Oggi, mentre i talenti italiani se ne corrono fuori da questo paese marcio e avvizzito (anche solo cantando in inglese), i Carpacho! tornano, proprio con "La Fuga Dei Cervelli". Inutile che vi si sottolinei il doppio senso linguistico che ne sta alla base; è invece assolutamente opportuno dire che in un certo senso si tratta del miglior manifesto poetico che questi quattro debosciati potevano scegliere per rappresentarsi. Da sempre in bilico fra elucubrazione intellettuale e sbora caciarona, i Carpacho! non erano mai riusciti a chiudere una canzone senza sbagliare qualcosa, senza esagerare o strafare. Pericolo peggiori Queen come pericolo caduta massi.
Questa volta invece è diverso. C'hanno messo del tempo, tanto o troppo ditelo voi, ma è servito. Perchè parliamo di un album curato certosinamente, maturo, pensato. Che non evita di strafare ed esagerare, in certi casi, ma si poggia su basi solide ed incontrovertibili. Non fateci caso, insomma, se scrivendo al loro indirizzo mail vi risponderà un reply automatico e voi penserete a quali cazzo di turbe umane potrebbero scrivere a questa band oggettivamente sconosciuta. I Carpacho! sono dei fighetti, ma sebbene non abbiano perso quella tendenza ad autocompiacersi della loro bravura (che potrebbe danneggiarli in futuro), questa volta sono le canzoni a spazzare via tutto. E questo è sempre quello che conta.
Inspiegabilmente uscito autoprodotto, senza neanche uno straccio di presunto discografico a metterci qualche soldo - "La Fuga Dei Cervelli" è un miracolo.

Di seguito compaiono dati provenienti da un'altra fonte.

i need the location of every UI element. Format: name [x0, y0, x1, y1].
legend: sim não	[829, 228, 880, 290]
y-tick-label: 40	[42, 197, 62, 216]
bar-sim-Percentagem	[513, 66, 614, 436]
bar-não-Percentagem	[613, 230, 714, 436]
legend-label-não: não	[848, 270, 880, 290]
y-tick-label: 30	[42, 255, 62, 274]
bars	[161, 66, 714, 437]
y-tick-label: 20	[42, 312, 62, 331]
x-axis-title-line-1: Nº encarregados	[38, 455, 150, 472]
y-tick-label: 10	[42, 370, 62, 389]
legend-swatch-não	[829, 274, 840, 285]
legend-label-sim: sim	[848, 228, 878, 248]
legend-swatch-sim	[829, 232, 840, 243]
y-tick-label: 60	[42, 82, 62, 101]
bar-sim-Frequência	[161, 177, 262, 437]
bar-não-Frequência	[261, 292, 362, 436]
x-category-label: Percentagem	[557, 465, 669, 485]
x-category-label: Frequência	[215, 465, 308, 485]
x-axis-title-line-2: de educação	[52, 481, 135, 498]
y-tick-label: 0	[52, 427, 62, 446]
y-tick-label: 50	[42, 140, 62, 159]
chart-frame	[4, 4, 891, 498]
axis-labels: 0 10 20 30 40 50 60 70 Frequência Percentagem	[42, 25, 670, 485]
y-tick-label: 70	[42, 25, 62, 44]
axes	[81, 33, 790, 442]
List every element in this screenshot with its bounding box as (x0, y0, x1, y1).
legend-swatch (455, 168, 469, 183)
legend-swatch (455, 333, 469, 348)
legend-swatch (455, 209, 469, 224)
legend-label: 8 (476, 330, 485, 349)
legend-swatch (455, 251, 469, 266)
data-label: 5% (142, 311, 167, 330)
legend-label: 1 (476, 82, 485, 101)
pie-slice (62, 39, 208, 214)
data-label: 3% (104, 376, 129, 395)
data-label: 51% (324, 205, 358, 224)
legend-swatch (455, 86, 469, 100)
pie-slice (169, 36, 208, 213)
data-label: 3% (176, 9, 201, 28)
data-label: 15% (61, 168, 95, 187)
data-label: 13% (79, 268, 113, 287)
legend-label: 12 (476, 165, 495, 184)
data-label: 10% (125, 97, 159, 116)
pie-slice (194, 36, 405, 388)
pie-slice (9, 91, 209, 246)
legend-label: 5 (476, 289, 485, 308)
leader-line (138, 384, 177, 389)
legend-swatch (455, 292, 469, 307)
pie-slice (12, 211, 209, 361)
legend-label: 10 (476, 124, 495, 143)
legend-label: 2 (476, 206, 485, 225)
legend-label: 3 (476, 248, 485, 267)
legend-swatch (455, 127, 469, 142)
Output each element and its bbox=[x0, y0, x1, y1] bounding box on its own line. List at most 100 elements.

Perchè dimostra che si può fare dell'indie-pop copiando clamorosamente They Might Be Giants e Divine Comedy, senza però cadere nella mera fotocopia. D'altronde, non stiamo a raccontarcela, metà dei dischi di swedish pop che vanno di moda oggi e giustamente ci entusiasmano sono riconducibili ad un filone di riferimento che ne detta i canoni estetici. Qui è lo stesso. La differenza, però, la fa il talento, e qui ce n'è QB. Che sta per Quanto Basta ma anche per Que Bendidio!

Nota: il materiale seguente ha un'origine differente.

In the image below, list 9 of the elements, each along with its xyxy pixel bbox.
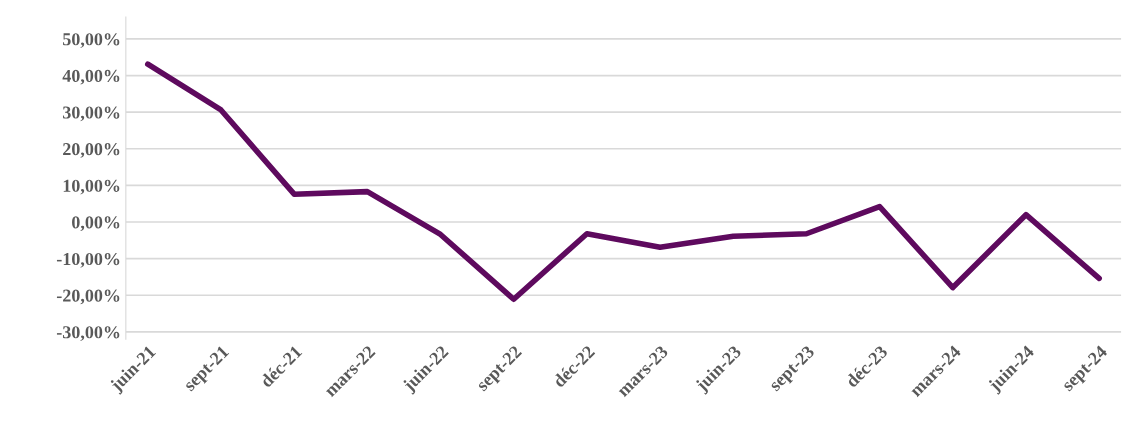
y-tick-label: 0,00% [72,216,120,232]
y-tick-label: 40,00% [62,69,120,85]
y-tick-label: 10,00% [63,179,120,195]
y-tick-label: 20,00% [63,143,120,158]
y-tick-label: -20,00% [56,289,120,305]
y-tick-label: 30,00% [62,106,120,122]
y-tick-label: 50,00% [63,33,120,48]
y-tick-label: -10,00% [56,252,120,268]
y-tick-label: -30,00% [56,326,120,341]
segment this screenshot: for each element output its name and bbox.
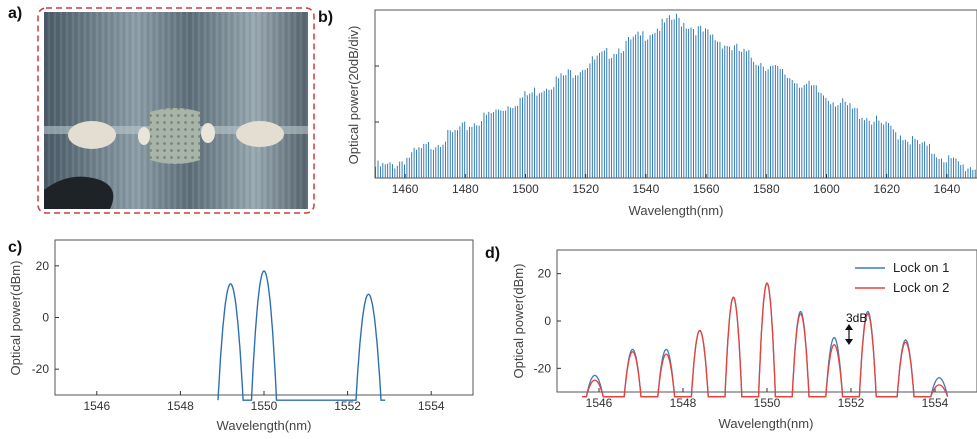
annotation-arrow-down-icon bbox=[845, 339, 853, 345]
x-tick-label: 1548 bbox=[167, 399, 194, 413]
x-tick-label: 1552 bbox=[838, 396, 865, 410]
chart-c: 1546 1548 1550 1552 1554 20 0 -20 Wavelength(nm… bbox=[8, 239, 474, 433]
x-tick-label: 1580 bbox=[753, 182, 780, 196]
chart-b-bars bbox=[375, 13, 976, 178]
chart-d-ticks: 1546 1548 1550 1552 1554 20 0 -20 bbox=[534, 267, 949, 410]
chart-d-series-lock-on-1 bbox=[582, 282, 949, 398]
chart-d-ylabel: Optical power(dBm) bbox=[511, 264, 526, 379]
photo-dashed-frame bbox=[37, 7, 315, 214]
panel-label-d: d) bbox=[485, 245, 500, 262]
chart-d-series-lock-on-2 bbox=[582, 282, 949, 398]
panel-label-c: c) bbox=[8, 239, 22, 256]
legend-label-lock-on-1: Lock on 1 bbox=[893, 260, 949, 275]
y-tick-label: 0 bbox=[42, 311, 49, 325]
chart-d-3db-annotation: 3dB bbox=[845, 311, 867, 345]
chart-b-ticks: 1460 1480 1500 1520 1540 1560 1580 1600 1620 1640 bbox=[375, 65, 961, 196]
y-tick-label: 0 bbox=[544, 314, 551, 328]
chart-d-legend: Lock on 1 Lock on 2 bbox=[855, 260, 949, 295]
chart-c-ylabel: Optical power(dBm) bbox=[8, 261, 23, 376]
x-tick-label: 1550 bbox=[754, 396, 781, 410]
x-tick-label: 1546 bbox=[83, 399, 110, 413]
x-tick-label: 1520 bbox=[572, 182, 599, 196]
panel-label-a: a) bbox=[8, 5, 22, 22]
photo-shadow-object bbox=[44, 176, 114, 209]
legend-label-lock-on-2: Lock on 2 bbox=[893, 280, 949, 295]
annotation-3db-label: 3dB bbox=[846, 311, 867, 325]
x-tick-label: 1480 bbox=[452, 182, 479, 196]
y-tick-label: 20 bbox=[36, 259, 50, 273]
x-tick-label: 1552 bbox=[334, 399, 361, 413]
microresonator-holes bbox=[150, 108, 200, 164]
fiber-mount-right bbox=[236, 121, 284, 147]
x-tick-label: 1500 bbox=[512, 182, 539, 196]
y-tick-label: -20 bbox=[32, 362, 50, 376]
x-tick-label: 1550 bbox=[251, 399, 278, 413]
panel-label-b: b) bbox=[318, 9, 333, 26]
chart-c-ticks: 1546 1548 1550 1552 1554 20 0 -20 bbox=[32, 259, 445, 413]
y-tick-label: 20 bbox=[538, 267, 552, 281]
chart-b: 1460 1480 1500 1520 1540 1560 1580 1600 1620 1640… bbox=[346, 9, 977, 218]
x-tick-label: 1554 bbox=[922, 396, 949, 410]
chart-c-frame bbox=[54, 239, 474, 396]
annotation-arrow-up-icon bbox=[845, 324, 853, 330]
x-tick-label: 1460 bbox=[392, 182, 419, 196]
chart-d: 1546 1548 1550 1552 1554 20 0 -20 Lock on 1 Loc… bbox=[511, 249, 977, 431]
y-tick-label: -20 bbox=[534, 361, 552, 375]
x-tick-label: 1620 bbox=[873, 182, 900, 196]
x-tick-label: 1600 bbox=[813, 182, 840, 196]
x-tick-label: 1548 bbox=[670, 396, 697, 410]
glue-drop-right bbox=[201, 123, 215, 143]
x-tick-label: 1546 bbox=[586, 396, 613, 410]
chart-b-ylabel: Optical power(20dB/div) bbox=[346, 26, 361, 165]
x-tick-label: 1560 bbox=[693, 182, 720, 196]
x-tick-label: 1540 bbox=[633, 182, 660, 196]
chart-b-xlabel: Wavelength(nm) bbox=[629, 203, 724, 218]
device-photo bbox=[37, 7, 315, 214]
x-tick-label: 1640 bbox=[934, 182, 961, 196]
x-tick-label: 1554 bbox=[418, 399, 445, 413]
glue-drop-left bbox=[138, 127, 150, 145]
fiber-mount-left bbox=[68, 121, 116, 149]
chart-b-frame bbox=[374, 9, 977, 179]
chart-d-xlabel: Wavelength(nm) bbox=[719, 416, 814, 431]
chart-c-series-line bbox=[217, 270, 386, 401]
chart-c-xlabel: Wavelength(nm) bbox=[217, 418, 312, 433]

Equilibrio negli arrangiamenti. Coretti al limite del twee. Onomatopopeiche. Tocchi di synth. Inserti di elettronica. Chitarrine cheke-cheke. Piccole cascate di pianoforte. I Carpacho! tirano insieme una grande carovana pop. E hanno la forza di prendere in mano un megafono e cantare cosa intelligenti e divertenti. Prendere in giro i vecchi che per credersi giovani si fanno dare del tu, e le vecchie che si vorrebbero sempre abbronzate. Descrivere peni grandi come un grande vuoto e amori da toilette. Fare il verso ai dandy apatici e rinchiudersi nella stanzetta a sognare notti ai tropici, l’amore al tempo dei nerd. Per arrivare infine a “Regole per un cervello difettoso”, canzone decisamente manifesto, dove Catani entra e strappa applausi: “Forse hai perso la testa / ma se hai perso la testa non hai perso niente / non lo senti un pezzo che manca? E’ questione di statura / Se ti perdi la testa non perdi niente. [...] La prima regola è: se ti senti stronzo lo sei. / Seconda regola: evita il mistico / Ci sarà un momento per rincorrere le religioni e lo supererai”.

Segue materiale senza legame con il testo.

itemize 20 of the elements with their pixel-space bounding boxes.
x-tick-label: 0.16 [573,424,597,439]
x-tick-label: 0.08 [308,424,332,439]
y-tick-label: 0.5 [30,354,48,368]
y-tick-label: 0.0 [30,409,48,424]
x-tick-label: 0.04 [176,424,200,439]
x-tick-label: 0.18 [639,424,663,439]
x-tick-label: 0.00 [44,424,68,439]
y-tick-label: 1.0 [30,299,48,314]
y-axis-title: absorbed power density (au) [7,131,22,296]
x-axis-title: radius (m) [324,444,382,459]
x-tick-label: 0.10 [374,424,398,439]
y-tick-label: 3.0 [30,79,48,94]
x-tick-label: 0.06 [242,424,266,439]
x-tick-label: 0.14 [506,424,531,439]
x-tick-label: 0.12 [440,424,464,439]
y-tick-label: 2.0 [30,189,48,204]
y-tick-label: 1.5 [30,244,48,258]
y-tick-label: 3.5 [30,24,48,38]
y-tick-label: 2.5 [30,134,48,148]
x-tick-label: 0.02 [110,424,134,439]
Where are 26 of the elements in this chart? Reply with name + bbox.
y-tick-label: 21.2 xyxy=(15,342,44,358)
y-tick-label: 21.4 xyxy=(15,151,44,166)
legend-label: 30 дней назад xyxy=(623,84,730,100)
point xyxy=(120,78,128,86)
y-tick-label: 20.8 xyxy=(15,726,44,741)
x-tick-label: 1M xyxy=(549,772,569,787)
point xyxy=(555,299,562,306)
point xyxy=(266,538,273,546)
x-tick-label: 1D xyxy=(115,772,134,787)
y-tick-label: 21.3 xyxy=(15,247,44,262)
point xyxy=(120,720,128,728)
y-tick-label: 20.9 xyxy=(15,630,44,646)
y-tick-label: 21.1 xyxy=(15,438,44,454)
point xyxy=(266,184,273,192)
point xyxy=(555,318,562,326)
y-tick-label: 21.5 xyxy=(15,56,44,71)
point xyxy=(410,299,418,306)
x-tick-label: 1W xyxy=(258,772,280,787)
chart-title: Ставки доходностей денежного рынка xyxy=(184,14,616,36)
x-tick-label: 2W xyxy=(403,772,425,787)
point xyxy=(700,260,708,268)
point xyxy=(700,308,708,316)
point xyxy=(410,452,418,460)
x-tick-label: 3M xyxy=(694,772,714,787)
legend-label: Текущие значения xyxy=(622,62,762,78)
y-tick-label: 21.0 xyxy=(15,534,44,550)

Decisamente il disco pop italiano del 2006. Che toglie la materia canzonetta dalle mani sbagliate e riconsegna al mondo indie un patrimonio vasto ed accessibile. In attesa dei cugini Micecars, ci godiamo questa grande e folle corsa. Tristi ed euforici come l’Arabesque TARMiano che chiude questo piccolo gioiello.